July 30, 2018
Issue 8 2018
The Unlonely Woman

The Unlonely Woman - Issue 8

Ahhhh orgasms. Nothing beats an orgasm. Male orgasms are often made out to be something that always happens and that is so important, yet we very rarely place an emphasis on the female orgasm. Why is this? Are woman’s vaginas not as important? Do we live in a world where we as woman having an orgasm is simply not important?

I’m sorry but no. Let’s talk about this because for a long time I thought mine didn’t matter because we didn’t learn about it in sex ed, and to be honest, growing up my friends were embarrassed to talk about masturbation. I remember when I told my mates I masturbated, and they looked at me in disgust and gave me shit. They orgasm shamed me. However last year I found out they were doing it to.

A woman’s orgasm is just as important as a man’s. No ifs or buts about it.

So, what’s my experience with men in this field? As you can probably tell I’m an extremely open person, so I really have no problem with pulling a boy up on his shit. Up until September last year I never had a one-night stand and I had never pulled a man up on not getting me off, even though I got him there.

So, let’s get down to it. I had been talking to two men for a bit. We went on a date (two separate dates), things were great. I decided to go home with them both individually. We start doing the deed. No warm up what so ever. They had finished and then these mother fuckers rolled over. Now, I don’t know about you, but I won’t stand for that. So, I laid there in bed for a couple minutes working myself up to say something. I turned to them and said, “so do you not normally ask if the woman finished or at least offer?” Both boys’ responses were “oh I don’t know”. I said, “you either do or you don’t”. They both replied, “I don’t know”. Fair to say I never heard from either of these guys again.

Like come on now are you that selfish that you can’t just finish a sis off? Like since when is sex a one-way thing. Ladies grab yourself by the ovaries and stand up for your vagina. I know she has lips, but she can’t speak.

I have had a friend tell me her sex stories. It’s the saddest thing. Let’s call her Mariah. Mariah told me that her boyfriend and her have sex, but he never ever offers to go down on her or even just use his fingers. She put’s in all the work. Another friend of mine has never had an orgasm from a guy ever. She can get herself off, but a guy has never got her there. If you are in a relationship with a lady like this, you should at least try! Don’t do any half ass shit. Go in there and figure out what works. A vagina is complex at the beginning but once you know what works, you’ve got this. I feel like this is such an important point but if you expect a woman to go down on you, well you best be willing to go down on her.

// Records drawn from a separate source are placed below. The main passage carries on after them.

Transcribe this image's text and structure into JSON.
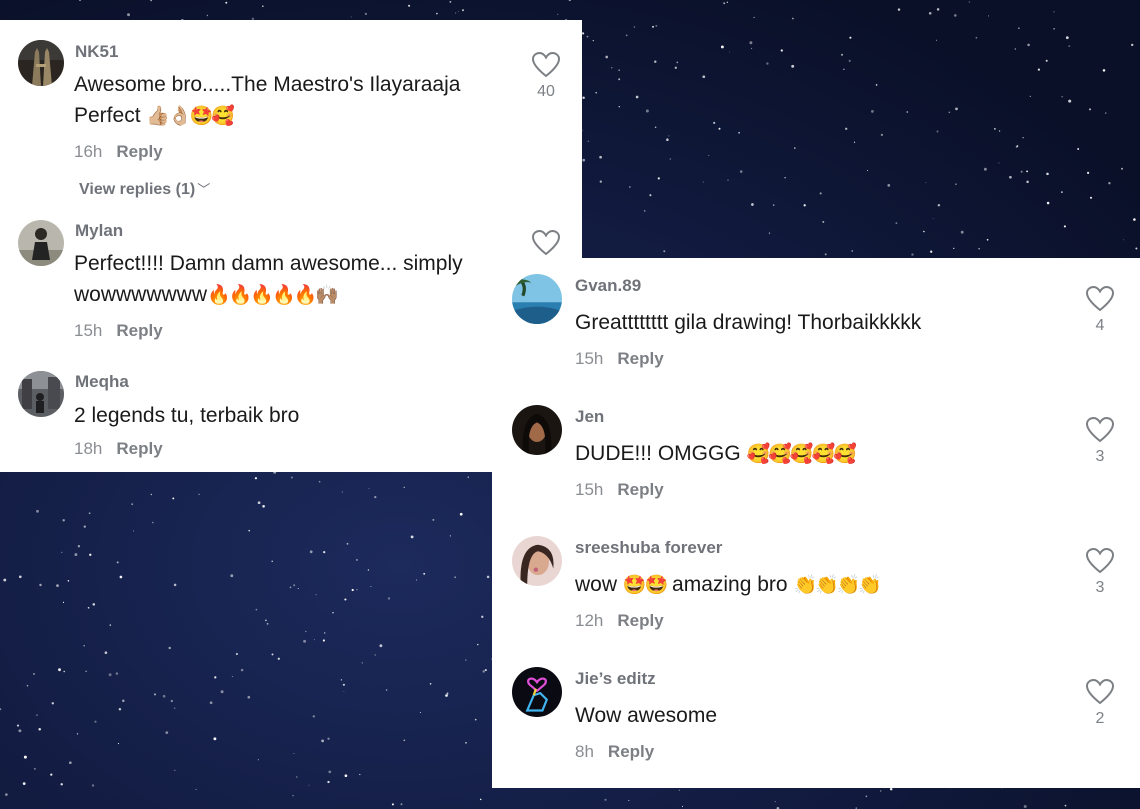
{
  "colors": {
    "background": "#0d1330",
    "panel": "#ffffff",
    "username": "#6f7379",
    "comment_text": "#1a1a1a",
    "meta": "#8a8d92"
  },
  "left_panel": {
    "comments": [
      {
        "username": "NK51",
        "text_line1": "Awesome bro.....The Maestro's Ilayaraaja",
        "text_line2": "Perfect",
        "emojis": "👍🏼👌🏼🤩🥰",
        "time": "16h",
        "reply_label": "Reply",
        "likes": "40",
        "view_replies": "View replies (1)",
        "avatar_icon": "tower-photo-icon"
      },
      {
        "username": "Mylan",
        "text_line1": "Perfect!!!! Damn damn awesome... simply",
        "text_line2": "wowwwwwww",
        "emojis": "🔥🔥🔥🔥🔥🙌🏽",
        "time": "15h",
        "reply_label": "Reply",
        "likes": "",
        "avatar_icon": "person-photo-icon"
      },
      {
        "username": "Meqha",
        "text_line1": "2 legends tu, terbaik bro",
        "time": "18h",
        "reply_label": "Reply",
        "avatar_icon": "street-photo-icon"
      }
    ]
  },
  "right_panel": {
    "comments": [
      {
        "username": "Gvan.89",
        "text": "Greatttttttt gila drawing! Thorbaikkkkk",
        "emojis": "",
        "time": "15h",
        "reply_label": "Reply",
        "likes": "4",
        "avatar_icon": "beach-photo-icon"
      },
      {
        "username": "Jen",
        "text": "DUDE!!! OMGGG",
        "emojis": "🥰🥰🥰🥰🥰",
        "time": "15h",
        "reply_label": "Reply",
        "likes": "3",
        "avatar_icon": "woman-photo-icon"
      },
      {
        "username": "sreeshuba forever",
        "text": "wow",
        "emojis_mid": "🤩🤩",
        "text_after": "amazing bro",
        "emojis": "👏👏👏👏",
        "time": "12h",
        "reply_label": "Reply",
        "likes": "3",
        "avatar_icon": "selfie-photo-icon"
      },
      {
        "username": "Jie’s editz",
        "text": "Wow awesome",
        "emojis": "",
        "time": "8h",
        "reply_label": "Reply",
        "likes": "2",
        "avatar_icon": "neon-heart-hand-icon"
      }
    ]
  }
}
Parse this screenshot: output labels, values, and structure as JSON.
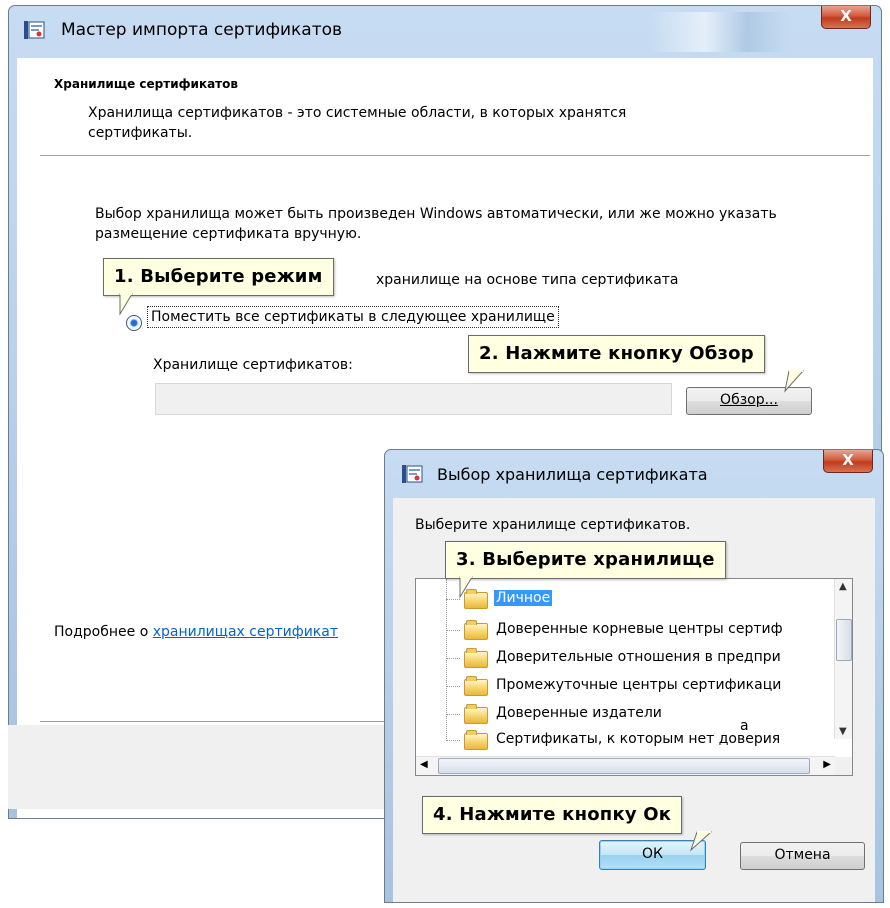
{
  "wizard": {
    "title": "Мастер импорта сертификатов",
    "close_label": "X",
    "header_title": "Хранилище сертификатов",
    "header_desc": "Хранилища сертификатов - это системные области, в которых хранятся сертификаты.",
    "intro": "Выбор хранилища может быть произведен Windows автоматически, или же можно указать размещение сертификата вручную.",
    "option_auto_partial": "хранилище на основе типа сертификата",
    "option_manual": "Поместить все сертификаты в следующее хранилище",
    "store_label": "Хранилище сертификатов:",
    "store_value": "",
    "browse_button": "Обзор...",
    "more_info_prefix": "Подробнее о ",
    "more_info_link": "хранилищах сертификат"
  },
  "dialog": {
    "title": "Выбор хранилища сертификата",
    "close_label": "X",
    "prompt": "Выберите хранилище сертификатов.",
    "stores": [
      "Личное",
      "Доверенные корневые центры сертиф",
      "Доверительные отношения в предпри",
      "Промежуточные центры сертификаци",
      "Доверенные издатели",
      "Сертификаты, к которым нет доверия"
    ],
    "selected_store": "Личное",
    "show_physical_partial": "а",
    "ok_button": "ОК",
    "cancel_button": "Отмена"
  },
  "callouts": {
    "step1": "1. Выберите режим",
    "step2": "2. Нажмите кнопку Обзор",
    "step3": "3. Выберите хранилище",
    "step4": "4. Нажмите кнопку Ок"
  },
  "colors": {
    "callout_bg": "#ffffe1",
    "selection": "#3399ff",
    "link": "#0066cc",
    "close_button": "#c9482a"
  }
}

If your man isn’t doing shit pull him up on that. Imagine if you marry this person and you never have an orgasm because you never stood up for your vagina? Men if you are reading this and are one of these men who only care about getting their dick wet. STOP. You know how you love to orgasm, well guess what, so do woman. Stop being so one sided with this stuff. Put in the hard work and it can be something beautiful.